In the past European history was written with a bias towards Christianity and Western Civilization. That bias has gone out of fashion. Today the bias goes the other way. Christianity is oppression. Western Civilization is all about racism. From this point of view anyone who fought against Christian Europe must be a hero or a victim. Under this scenario the Vikings become the good guys, the monks the oppressors and aggressors.

There is much to admire in Viking life and culture. I’ve spent more than 40 years of my life studying them, so obviously I don’t despise them. They practiced a form of democracy, lived by a heroic code of honor, gave their women rights that other women in Europe did not enjoy at the time, and built really cool ships.

On the other hand, their democracy was constructed on oligarchic lines, and all men were far from equal, especially thralls (slaves). Their heroic code of honor led to blood feuds and long cycles of retribution.

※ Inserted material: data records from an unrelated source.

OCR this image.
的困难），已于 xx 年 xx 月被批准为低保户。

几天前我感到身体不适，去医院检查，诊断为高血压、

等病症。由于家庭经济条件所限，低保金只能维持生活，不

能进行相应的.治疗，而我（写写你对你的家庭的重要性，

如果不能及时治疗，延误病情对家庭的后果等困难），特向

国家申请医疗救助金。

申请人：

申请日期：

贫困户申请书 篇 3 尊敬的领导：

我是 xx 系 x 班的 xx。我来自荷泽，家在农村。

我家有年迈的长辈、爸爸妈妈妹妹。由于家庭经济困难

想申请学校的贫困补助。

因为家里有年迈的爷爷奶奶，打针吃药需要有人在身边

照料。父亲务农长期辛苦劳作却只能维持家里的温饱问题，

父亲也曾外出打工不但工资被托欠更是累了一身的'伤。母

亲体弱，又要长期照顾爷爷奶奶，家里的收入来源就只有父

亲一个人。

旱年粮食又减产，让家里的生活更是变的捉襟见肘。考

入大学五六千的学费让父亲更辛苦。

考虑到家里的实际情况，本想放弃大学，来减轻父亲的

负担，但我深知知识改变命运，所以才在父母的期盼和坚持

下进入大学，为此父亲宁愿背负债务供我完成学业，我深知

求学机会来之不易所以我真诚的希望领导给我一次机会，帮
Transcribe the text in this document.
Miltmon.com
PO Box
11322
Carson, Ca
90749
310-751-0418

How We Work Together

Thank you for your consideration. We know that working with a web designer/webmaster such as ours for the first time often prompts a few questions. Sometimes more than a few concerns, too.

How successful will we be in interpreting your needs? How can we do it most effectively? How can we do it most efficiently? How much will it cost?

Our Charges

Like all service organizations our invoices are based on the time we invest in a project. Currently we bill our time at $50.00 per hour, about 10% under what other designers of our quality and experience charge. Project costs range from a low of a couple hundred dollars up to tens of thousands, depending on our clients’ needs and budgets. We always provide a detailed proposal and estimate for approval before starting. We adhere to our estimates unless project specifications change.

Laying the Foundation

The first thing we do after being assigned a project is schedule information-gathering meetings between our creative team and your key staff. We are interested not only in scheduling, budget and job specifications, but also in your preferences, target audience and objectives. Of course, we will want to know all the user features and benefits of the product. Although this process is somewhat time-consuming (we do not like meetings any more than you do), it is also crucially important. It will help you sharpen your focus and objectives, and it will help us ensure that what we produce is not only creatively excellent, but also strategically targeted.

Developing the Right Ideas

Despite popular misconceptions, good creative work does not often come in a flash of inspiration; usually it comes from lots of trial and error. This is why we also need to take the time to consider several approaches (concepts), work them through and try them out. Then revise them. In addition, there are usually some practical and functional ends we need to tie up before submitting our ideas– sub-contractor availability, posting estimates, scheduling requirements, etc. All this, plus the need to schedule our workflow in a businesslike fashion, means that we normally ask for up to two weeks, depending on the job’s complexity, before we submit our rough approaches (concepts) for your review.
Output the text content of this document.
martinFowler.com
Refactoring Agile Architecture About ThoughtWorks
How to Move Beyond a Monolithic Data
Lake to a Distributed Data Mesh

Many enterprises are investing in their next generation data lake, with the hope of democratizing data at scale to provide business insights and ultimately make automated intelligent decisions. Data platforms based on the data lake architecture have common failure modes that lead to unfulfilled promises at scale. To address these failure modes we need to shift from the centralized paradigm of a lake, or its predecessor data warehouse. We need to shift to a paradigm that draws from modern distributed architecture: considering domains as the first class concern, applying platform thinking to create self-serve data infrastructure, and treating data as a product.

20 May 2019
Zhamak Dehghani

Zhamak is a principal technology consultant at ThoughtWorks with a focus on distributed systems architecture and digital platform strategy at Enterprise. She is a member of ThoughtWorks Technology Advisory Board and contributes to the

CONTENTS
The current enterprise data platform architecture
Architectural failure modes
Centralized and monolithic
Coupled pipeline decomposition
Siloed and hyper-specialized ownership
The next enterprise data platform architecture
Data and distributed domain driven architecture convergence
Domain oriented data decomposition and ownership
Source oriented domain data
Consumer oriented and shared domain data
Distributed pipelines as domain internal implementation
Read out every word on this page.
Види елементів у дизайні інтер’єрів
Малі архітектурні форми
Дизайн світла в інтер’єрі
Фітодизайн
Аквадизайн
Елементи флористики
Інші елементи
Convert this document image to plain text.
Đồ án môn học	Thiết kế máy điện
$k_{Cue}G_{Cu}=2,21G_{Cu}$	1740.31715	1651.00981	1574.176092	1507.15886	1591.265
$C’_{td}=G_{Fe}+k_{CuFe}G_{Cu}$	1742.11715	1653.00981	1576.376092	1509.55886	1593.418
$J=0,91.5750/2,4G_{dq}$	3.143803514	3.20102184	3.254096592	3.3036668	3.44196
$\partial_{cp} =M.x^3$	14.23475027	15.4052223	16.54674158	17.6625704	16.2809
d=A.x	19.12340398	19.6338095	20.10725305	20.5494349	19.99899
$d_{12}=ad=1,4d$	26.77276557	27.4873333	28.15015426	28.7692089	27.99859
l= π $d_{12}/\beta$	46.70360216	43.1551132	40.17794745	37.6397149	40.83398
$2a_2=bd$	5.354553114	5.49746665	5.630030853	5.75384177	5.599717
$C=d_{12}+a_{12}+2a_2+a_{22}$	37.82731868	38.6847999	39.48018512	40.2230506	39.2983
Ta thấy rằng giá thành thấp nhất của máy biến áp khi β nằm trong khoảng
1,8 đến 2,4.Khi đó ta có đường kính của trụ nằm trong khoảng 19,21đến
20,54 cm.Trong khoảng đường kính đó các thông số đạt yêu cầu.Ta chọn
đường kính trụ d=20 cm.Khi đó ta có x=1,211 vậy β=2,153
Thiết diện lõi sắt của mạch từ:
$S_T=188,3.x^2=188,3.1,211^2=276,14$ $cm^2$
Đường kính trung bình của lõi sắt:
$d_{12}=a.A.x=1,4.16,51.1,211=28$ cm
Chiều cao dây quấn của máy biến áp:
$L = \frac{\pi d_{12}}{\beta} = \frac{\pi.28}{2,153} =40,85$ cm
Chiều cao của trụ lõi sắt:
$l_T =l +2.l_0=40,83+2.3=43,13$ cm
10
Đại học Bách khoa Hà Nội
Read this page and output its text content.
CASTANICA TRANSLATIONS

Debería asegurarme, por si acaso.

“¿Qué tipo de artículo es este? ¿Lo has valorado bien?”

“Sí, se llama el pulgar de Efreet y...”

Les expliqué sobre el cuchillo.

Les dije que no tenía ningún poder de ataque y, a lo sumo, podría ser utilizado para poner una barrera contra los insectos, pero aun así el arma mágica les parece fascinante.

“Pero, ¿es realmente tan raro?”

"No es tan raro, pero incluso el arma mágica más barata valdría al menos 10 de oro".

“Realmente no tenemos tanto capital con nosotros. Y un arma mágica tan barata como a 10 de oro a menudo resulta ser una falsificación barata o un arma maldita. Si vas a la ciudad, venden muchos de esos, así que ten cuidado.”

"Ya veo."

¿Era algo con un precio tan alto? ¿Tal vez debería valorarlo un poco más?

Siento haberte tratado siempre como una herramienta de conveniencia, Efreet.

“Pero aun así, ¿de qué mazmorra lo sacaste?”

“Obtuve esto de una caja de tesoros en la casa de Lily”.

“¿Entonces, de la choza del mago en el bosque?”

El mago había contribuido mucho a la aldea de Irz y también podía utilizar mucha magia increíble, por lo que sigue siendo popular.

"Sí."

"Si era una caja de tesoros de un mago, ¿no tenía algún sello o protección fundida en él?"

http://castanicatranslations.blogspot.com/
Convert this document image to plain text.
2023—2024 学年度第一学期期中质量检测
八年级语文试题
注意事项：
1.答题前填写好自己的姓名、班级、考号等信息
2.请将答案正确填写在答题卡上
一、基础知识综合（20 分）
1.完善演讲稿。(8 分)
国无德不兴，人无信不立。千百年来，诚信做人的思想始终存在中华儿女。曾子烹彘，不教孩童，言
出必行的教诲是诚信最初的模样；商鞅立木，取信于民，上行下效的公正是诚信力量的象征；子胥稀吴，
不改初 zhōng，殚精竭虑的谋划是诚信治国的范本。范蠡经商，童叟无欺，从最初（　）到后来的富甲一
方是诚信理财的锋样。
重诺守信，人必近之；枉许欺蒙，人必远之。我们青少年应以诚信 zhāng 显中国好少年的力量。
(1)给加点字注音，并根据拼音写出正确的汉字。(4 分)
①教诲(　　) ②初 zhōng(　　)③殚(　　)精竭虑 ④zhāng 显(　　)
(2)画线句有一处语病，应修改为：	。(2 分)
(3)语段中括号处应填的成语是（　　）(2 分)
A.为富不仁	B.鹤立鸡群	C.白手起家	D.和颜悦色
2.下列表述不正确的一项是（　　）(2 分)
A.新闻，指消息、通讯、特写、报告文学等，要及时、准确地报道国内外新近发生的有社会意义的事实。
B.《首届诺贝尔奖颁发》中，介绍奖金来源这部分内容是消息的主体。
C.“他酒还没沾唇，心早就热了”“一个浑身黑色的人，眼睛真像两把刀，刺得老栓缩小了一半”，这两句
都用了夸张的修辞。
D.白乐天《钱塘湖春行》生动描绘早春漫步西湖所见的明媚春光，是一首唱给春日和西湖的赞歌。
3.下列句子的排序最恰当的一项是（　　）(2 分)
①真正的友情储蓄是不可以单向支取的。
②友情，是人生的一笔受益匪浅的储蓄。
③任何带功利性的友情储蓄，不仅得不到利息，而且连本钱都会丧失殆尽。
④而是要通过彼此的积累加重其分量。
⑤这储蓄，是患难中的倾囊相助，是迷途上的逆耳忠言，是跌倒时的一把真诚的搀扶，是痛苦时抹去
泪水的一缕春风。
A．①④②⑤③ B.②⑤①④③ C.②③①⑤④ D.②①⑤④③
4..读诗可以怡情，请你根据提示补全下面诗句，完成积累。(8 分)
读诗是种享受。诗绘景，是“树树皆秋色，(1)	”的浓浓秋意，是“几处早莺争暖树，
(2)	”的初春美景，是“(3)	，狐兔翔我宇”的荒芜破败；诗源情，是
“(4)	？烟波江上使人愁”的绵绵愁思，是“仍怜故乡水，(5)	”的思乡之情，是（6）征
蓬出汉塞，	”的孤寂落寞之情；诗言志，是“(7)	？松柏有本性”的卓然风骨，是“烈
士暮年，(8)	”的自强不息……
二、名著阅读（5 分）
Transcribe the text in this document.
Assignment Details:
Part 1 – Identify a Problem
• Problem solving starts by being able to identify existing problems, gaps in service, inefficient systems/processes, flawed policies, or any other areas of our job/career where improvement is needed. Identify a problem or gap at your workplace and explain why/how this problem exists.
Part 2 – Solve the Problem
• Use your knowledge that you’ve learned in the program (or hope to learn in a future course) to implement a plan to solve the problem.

Their women (in my opinion) were not nearly as emancipated as is often implied by historians. A woman, for instance, could inherit a chieftainship but was not allowed to actually exercise it, because women weren’t considered capable of the kind of violence the job required. Their inheritance rights actually increased after the conversion to Christianity, for the pragmatic reason that the Church discovered they were more likely than men to make gifts of land to the Church, providing they had land to give. This made the Church their constant advocate in matters of property and inheritance law. A survey of Viking Age female skeletons from all over Scandinavia shows that women grew taller and gained bone mass after the conversion (this is from Sawyer and Sawyer’s book Medieval Scandinavia, published by the University of Minnesota Press ). As far as I can see, that doesn't argue for oppression.

The ships were really cool though.

The Vikings were the foremost European slave merchants of their time. When historians point to their trade activities as proof that they weren’t all violent, they often leave out the fact that a very large portion of that trade involved kidnapping and selling human beings. The Vikings harvested slaves from the Slavic tribes of Eastern Europe and transported them south through Russia to the rich markets of Muslim world. Masses of Arabic coins found in Scandinavia bear witness to this bloody industry.

Since I’m a Christian, I feel that the pendulum has currently swung too far in the Vikings’ favor. Certainly the Christian kingdoms of Europe at the time had major sins of their own to answer for. It may be that in terms of violence and oppression there was little to choose between the Christian kingdoms and the heathen Norse. But I believe that the Vikings would never have made the progress, moral and scientific, that were made by Christian Europe in the centuries that followed. I am convinced that it’s a good thing my ancestors were converted.

I think Vikings are exciting, and I enjoy playing a Viking with the Viking Age Club of the Sons of Norway when I get the chance.

But you know what? I wouldn’t want a real Viking to move in next door.